How to Save Money as a Student

By Azra

YouAlberta
Jan 14, 2020 · 6 min read

Being money savvy is super important, ESPECIALLY as students. We are working super hard today with the hopes of a better job in the future. Making smart financial decisions today will allow us to fully enjoy our hard work sooner, rather than being burdened paying off frivolous money decisions we made as students. Having little ways to be smart with your money allows for extra savings, which allow you to invest in the things that you love (such as travelling!)

Disclaimer: I am NOT a financial expert. I have learned from my fair share of my own money missteps, have discovered a few ways to save money, and am just generally interested in the subject.

1. Meal prep

If you don’t pack your lunches to bring to school, I am judging you. Buying your meals on campus REALLY adds up!!! Bring coffee from home, bring your own meals, and bring your own snacks. In my first year, I would stay on campus and buy my dinner. I could not pinpoint why I was broke, and I also definitely gained the freshmen fifteen. Now, I know better. You can spot me on campus carrying the world’s biggest lunch bag looking like a dork, but feeling healthier and financially smarter!

Just to put this into perspective: An average lunch will cost about $15. If I did that every day, it would be about $75 a week, equal to or more than what it would cost me to buy groceries for the entire week.

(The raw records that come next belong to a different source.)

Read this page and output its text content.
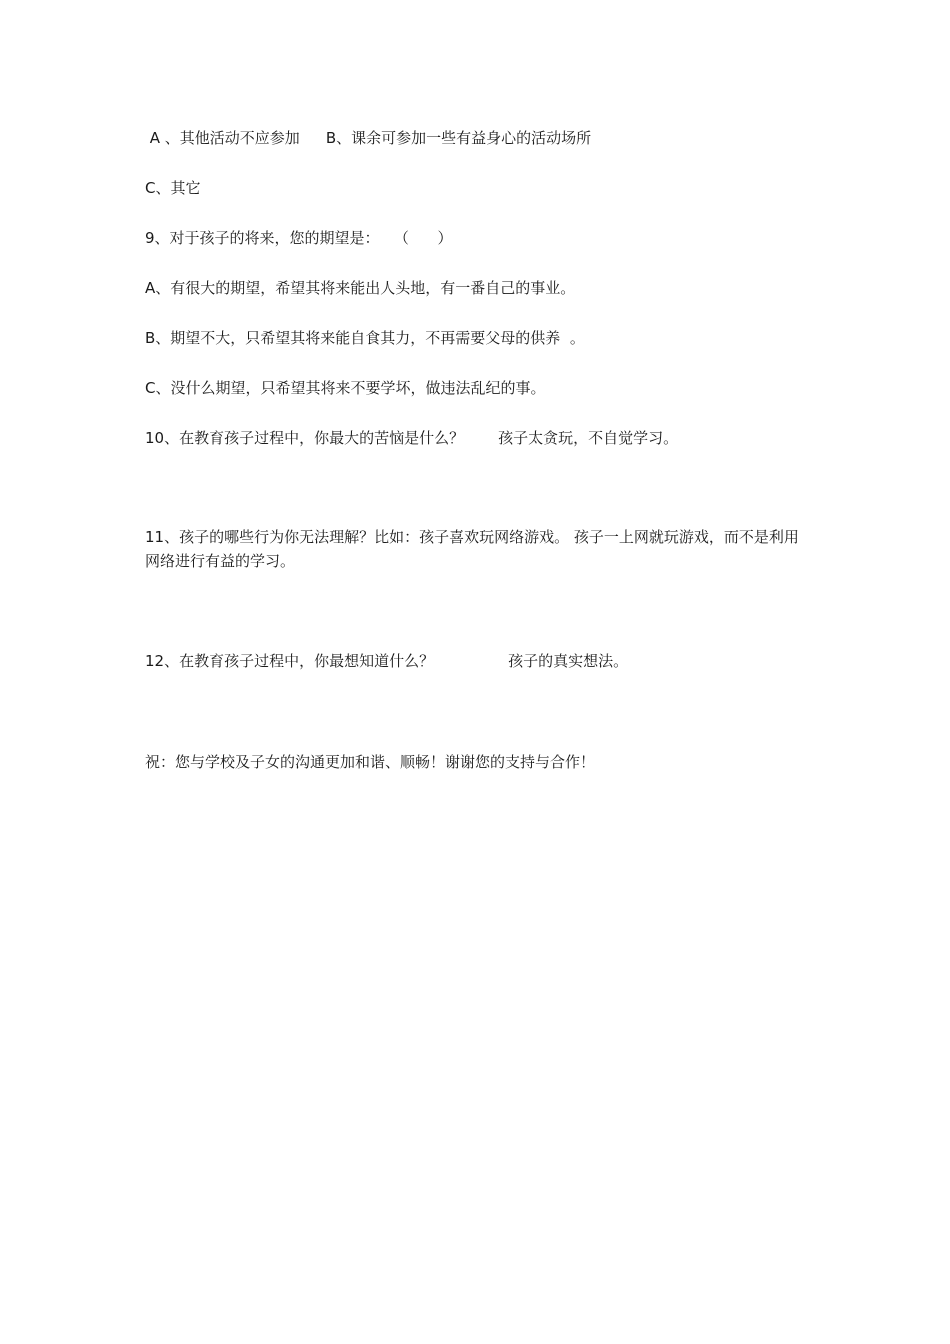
A 、其他活动不应参加 B、课余可参加一些有益身心的活动场所
C、其它
9、对于孩子的将来，您的期望是：   （      ）
A、有很大的期望，希望其将来能出人头地，有一番自己的事业。
B、期望不大，只希望其将来能自食其力，不再需要父母的供养  。
C、没什么期望，只希望其将来不要学坏，做违法乱纪的事。
10、在教育孩子过程中，你最大的苦恼是什么？ 孩子太贪玩，不自觉学习。
11、孩子的哪些行为你无法理解？比如：孩子喜欢玩网络游戏。 孩子一上网就玩游戏，而不是利用网络进行有益的学习。
12、在教育孩子过程中，你最想知道什么？	孩子的真实想法。
祝：您与学校及子女的沟通更加和谐、顺畅！谢谢您的支持与合作！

2. Don’t take money to school

Hi, my name is Azra and I am addicted to Starbucks, Second Cup, and Tim Hortons. I am pretty sure my addiction is fuelled by the abundance of coffee shops on campus. Sometimes, I don’t even know if I want a drink or if I am bored. The same goes to random food that I buy on campus. The availability leads me to spend my money. By leaving my money at home, I have no way of giving into the temptation. Also, honestly, if I pack a proper lunch, I never need money on campus anyway.

Just to put this into perspective: If I buy a $5 drink every school day for a month, I would be spending $100 a month. For anybody, that is money that could be better spent elsewhere….

3. Budget and set goals

I will probably never give up my expensive coffee habit (addictions are real). But, I have compromised and set up a weekly budget for what I can spend on it. Having a budget allows you to keep track of spending and helps avoid accidentally going into extraneous debt. For example, nights out are necessary but can end up being super expensive. Allotting a certain amount of money towards your night out and ensuring that you stick to that amount will allow for a much less stressful credit card bill. Setting goals is also very important to me. I have goals for contribution amounts to my travel savings and my personal savings. I think having goals ensure that I stay motivated and accountable!

4. Student deals

Okay, so being a student is expensive. But, students also get a lot of deals. For example, Infolink sells discounted Cineplex movie tickets and West Edmonton Mall attraction passes. As students, we are entitled to free Microsoft Office 365. Internet providers (Shaw and Telus) offer student discounts at the start of the school year. The yoga studio near my place offers a student price. Basically, always mention that you are a student anywhere you go, look for student pricing, and check out this link for a list of retailers offering student discounts.

5. Use the resources available to you

This takes me back to the Library Resources post I wrote. My use of the university library can all be traced back to the fact that I am very cheap and that I didn’t want to buy a textbook. Making full use of the library has saved me lots of money. Since a U-Pass is part of my tuition, public transit is my mainstay for transportation during the year. Rather than buying a separate gym membership, I use the university gym. If you did not opt out of the insurance plan, don’t forget to use it!

6. Pay attention

At the beginning of my post, I mentioned that I have taken a lot of financial missteps. They can almost all be traced back to not paying attention. For example: automatic monthly renewals totally cost me. Make sure that if you only want a service for a month that you promptly cancel or set a reminder to cancel. It is a total bummer to see a renewal charge for something on your credit card that you no longer are using (Netflix, Amazon Prime, Spotify…). As university students, our four-month summers can allow for multiple part time jobs — I’ve even balanced five part-time jobs with a full course load. It is really important to pay attention to your annual income because you don’t want to be shocked by the income tax that you owe. I would also pay attention to what your spending habits are, and which credit card caters best to your needs (For me, a Simplii Visa is the best match because it offers cash back on purchases from restaurants, i.e. Starbucks). Credit cards have extremely high interest rates, so ensuring that you don’t forget to pay your credit card bill every month is VERY important.

If you have extra money that you put into a savings account, I think it is also important to explore the different saving options that are available such as the Registered Retirement Savings Plan (RRSP) or the Tax Free Savings Account (TFSA). The earlier you get an understanding of these accounts, the sooner you can get in the game and reap the benefits they offer, and the more financially secure you will eventually be!

To conclude this piece, I would like to share the fact that my boyfriend thinks I am the cheapest person in the world. I know he’s insulting me, but I take it as an ultimate compliment. Nothing wrong with trying to make smart financial decisions!

Do you have money saving hacks? Share them with me!